On vit vraiment des vies différentes. Si j’écris “à ne pas rater”, je ne peux pas mettre moins que 4…

Dictature sanitaire ?

Les débats sur le Pass Sanitaire continuent. Je me sens tellement dépassé par certaines réactions…

Je ne peux m’empêcher de tweeter :

Des vacances dans les vacances

En vrai, te raconter les Saintes me demanderait des chroniques dans les chroniques. Parce que c’était des vacances dans les vacances.

J’ai lu sur un blog de voyage le conseil de venir uniquement aux Saintes et à Marie-Galante. Pour un deuxième voyage en Guadeloupe. Je valide ce conseil. Ça m’a vraiment donné envie de revenir uniquement pour faire ça.

Les Saintes sont vraiment une Guadeloupe dans la Guadeloupe.

Le seul point négatif ça a été la plage de Pompierre envahie par les sargasses. Je t’ai déjà parlé des sargasses ?
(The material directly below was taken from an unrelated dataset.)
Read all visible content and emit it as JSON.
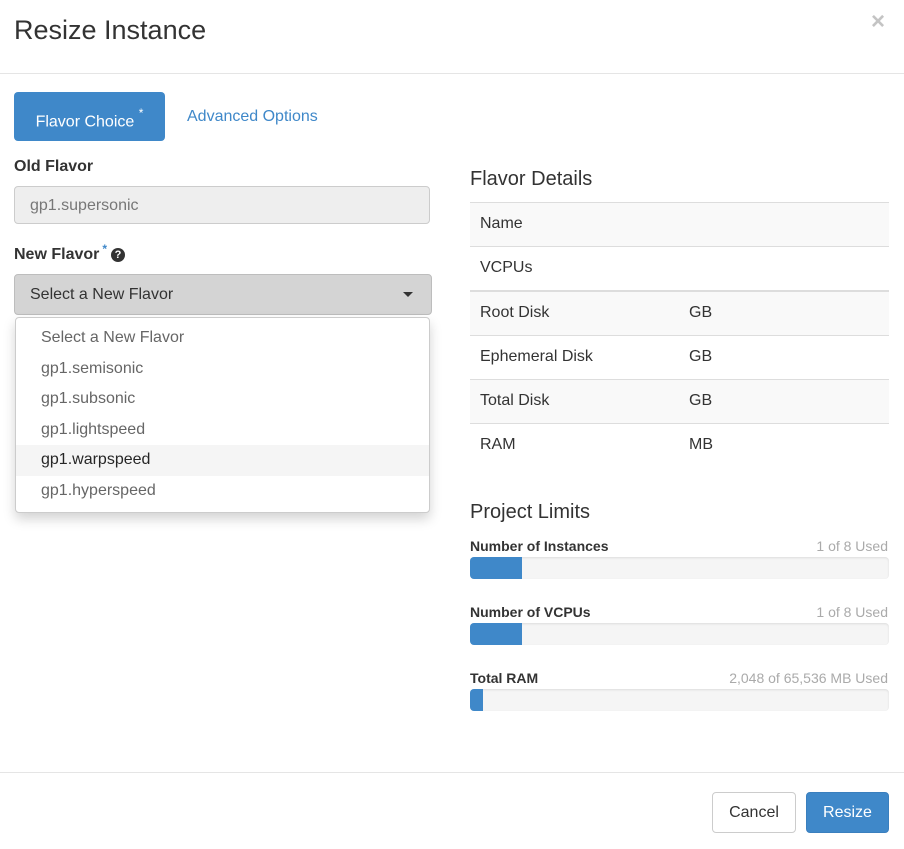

Les sargasses sont une infection. C’est une algue puante. Mais quand je te dis puante c’est vraiment puante. Elles dégagent de l’ammoniaque en séchant. Je n’ai pas beaucoup d’odorat et pourtant je ne pouvais pas rester sur cette plage tellement c’était insoutenable.

Ça n’existait pas quand j’habitais en Guadeloupe. Ou plutôt pas dans ces quantités. J’ai toujours vu ces algues et Google m’apprend que Christophe Colomb les a documentées également entre deux crimes contre l’humanité.

A l'été 2011, en revanche, les masses d'algues brunes ont connu une augmentation soudaine et massive. Depuis, chaque année, d'importantes quantités de sargasses sont apparues au large des côtes. Si l'année 2013 a semblé faire exception, 2018 a marqué un record avec la formation de ce que les chercheurs ont appelé la "grande ceinture des sargasses de l'Atlantique".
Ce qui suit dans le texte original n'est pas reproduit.